The leak, at an Enbridge Energy Partners pipeline connected to one of the more than 85 tanks at Enbridge's Cushing storage facility, comes as many pipeline companies seek to expand their networks to accommodate growing energy production in North America. At least one major project, the Keystone XL pipeline proposal to connect Alberta's oil sands with Texas refineries, is facing significant backlash from environmentalists concerned about leaks.
The Enbridge spill took place at a crude gathering site. It follows the rupture in March of Exxon Mobil's Pegasus pipeline, which spilled an estimated 5,000 bbl of heavy Canadian crude into a Mayflower neighborhood. Earlier that month, more than 5,000 bbl of oil leaked from a Lion Oil Trading & Transportation storage tank in Magnolia, with some flowing into a bayou.
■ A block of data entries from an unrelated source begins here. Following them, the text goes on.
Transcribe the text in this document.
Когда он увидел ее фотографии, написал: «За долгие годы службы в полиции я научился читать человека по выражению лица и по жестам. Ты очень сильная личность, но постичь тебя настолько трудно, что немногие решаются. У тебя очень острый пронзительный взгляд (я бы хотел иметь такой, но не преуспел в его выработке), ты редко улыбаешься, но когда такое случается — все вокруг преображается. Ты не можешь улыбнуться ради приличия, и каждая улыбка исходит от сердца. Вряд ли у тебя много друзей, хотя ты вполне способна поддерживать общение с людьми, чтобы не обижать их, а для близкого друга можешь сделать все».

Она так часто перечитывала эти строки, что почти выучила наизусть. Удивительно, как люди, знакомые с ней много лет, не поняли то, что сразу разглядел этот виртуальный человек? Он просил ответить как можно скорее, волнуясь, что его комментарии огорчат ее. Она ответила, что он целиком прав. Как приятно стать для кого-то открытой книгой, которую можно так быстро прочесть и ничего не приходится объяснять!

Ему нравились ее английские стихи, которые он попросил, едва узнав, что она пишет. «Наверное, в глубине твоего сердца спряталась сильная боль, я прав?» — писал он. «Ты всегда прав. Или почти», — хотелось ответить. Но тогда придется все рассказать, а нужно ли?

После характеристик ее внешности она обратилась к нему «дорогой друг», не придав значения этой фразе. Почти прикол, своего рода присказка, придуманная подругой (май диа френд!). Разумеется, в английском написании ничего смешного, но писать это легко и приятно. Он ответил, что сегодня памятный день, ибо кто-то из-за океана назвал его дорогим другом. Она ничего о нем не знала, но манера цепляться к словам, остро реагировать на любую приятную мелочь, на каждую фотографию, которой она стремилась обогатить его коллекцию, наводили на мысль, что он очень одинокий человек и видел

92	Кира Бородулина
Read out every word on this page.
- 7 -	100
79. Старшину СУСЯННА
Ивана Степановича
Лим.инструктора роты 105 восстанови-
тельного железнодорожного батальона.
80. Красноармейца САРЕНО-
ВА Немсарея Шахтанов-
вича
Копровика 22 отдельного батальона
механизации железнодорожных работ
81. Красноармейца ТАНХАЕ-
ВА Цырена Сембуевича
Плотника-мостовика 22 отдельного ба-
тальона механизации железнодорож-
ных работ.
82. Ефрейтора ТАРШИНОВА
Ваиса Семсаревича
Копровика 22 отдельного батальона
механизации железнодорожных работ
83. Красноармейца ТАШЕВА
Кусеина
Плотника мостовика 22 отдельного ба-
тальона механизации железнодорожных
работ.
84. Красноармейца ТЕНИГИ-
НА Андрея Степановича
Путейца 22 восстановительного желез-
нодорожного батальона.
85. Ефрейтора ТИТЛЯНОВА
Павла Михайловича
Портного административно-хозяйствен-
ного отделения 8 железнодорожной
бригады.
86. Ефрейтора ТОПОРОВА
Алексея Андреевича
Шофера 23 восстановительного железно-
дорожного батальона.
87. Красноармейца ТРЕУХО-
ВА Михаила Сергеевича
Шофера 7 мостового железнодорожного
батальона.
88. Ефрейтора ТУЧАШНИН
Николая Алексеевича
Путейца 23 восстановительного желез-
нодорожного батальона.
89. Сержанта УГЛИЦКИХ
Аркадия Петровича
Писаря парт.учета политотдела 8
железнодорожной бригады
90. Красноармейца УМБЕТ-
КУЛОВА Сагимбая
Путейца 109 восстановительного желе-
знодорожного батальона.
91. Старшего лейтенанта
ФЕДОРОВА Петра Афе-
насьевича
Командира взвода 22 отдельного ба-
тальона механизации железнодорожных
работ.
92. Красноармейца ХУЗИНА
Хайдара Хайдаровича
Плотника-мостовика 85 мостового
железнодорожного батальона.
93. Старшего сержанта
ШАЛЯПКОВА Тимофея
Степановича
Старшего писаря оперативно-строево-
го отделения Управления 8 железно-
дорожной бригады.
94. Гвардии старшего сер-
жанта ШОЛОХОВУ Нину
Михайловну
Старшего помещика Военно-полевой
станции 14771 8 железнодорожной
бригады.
Also in March, a Chevron Corp. pipeline leaked an estimated 600 bbl of diesel near a freshwater lake in Utah's Willard Bay State Park. And an inactive Marathon Petroleum pipeline leaked about 500 bbl of diesel in Indianapolis earlier this month.
The recent spills could chip away at the local and regulatory support needed by pipeline companies to get projects approved, said Amy Myers Jaffe, Executive Director of energy and sustainability at University California, Davis, Graduate School of Management. "The more accidents there are, the more resistance you're going to see," she said.
Enbridge said it is stepping up its inspection and monitoring systems to meet higher expectations of governments, regulators, landowners and the public. "All the expansion activity we're undertaking is happening against a backdrop of heightened public awareness," a company spokesman said in an email.
Enbridge said the Cushing spill was isolated and that oil didn't make it past containment systems. By Monday, 2,400 bbl of oil and water had been recovered, the company said.
Brigham McCown, a former deputy administrator of the United States Department of Transportation's Pipeline and Hazardous Materials Safety Administration (PHMSA), said the spill proves safety measures at facilities are working. Earlier this year, PHMSA proposed a $78,700 fine against Enbridge for problems with tank inspection procedures and corrosion control on some tanks in Cushing. Enbridge spokesman Terry Larson said those issues were unrelated to the recent spill.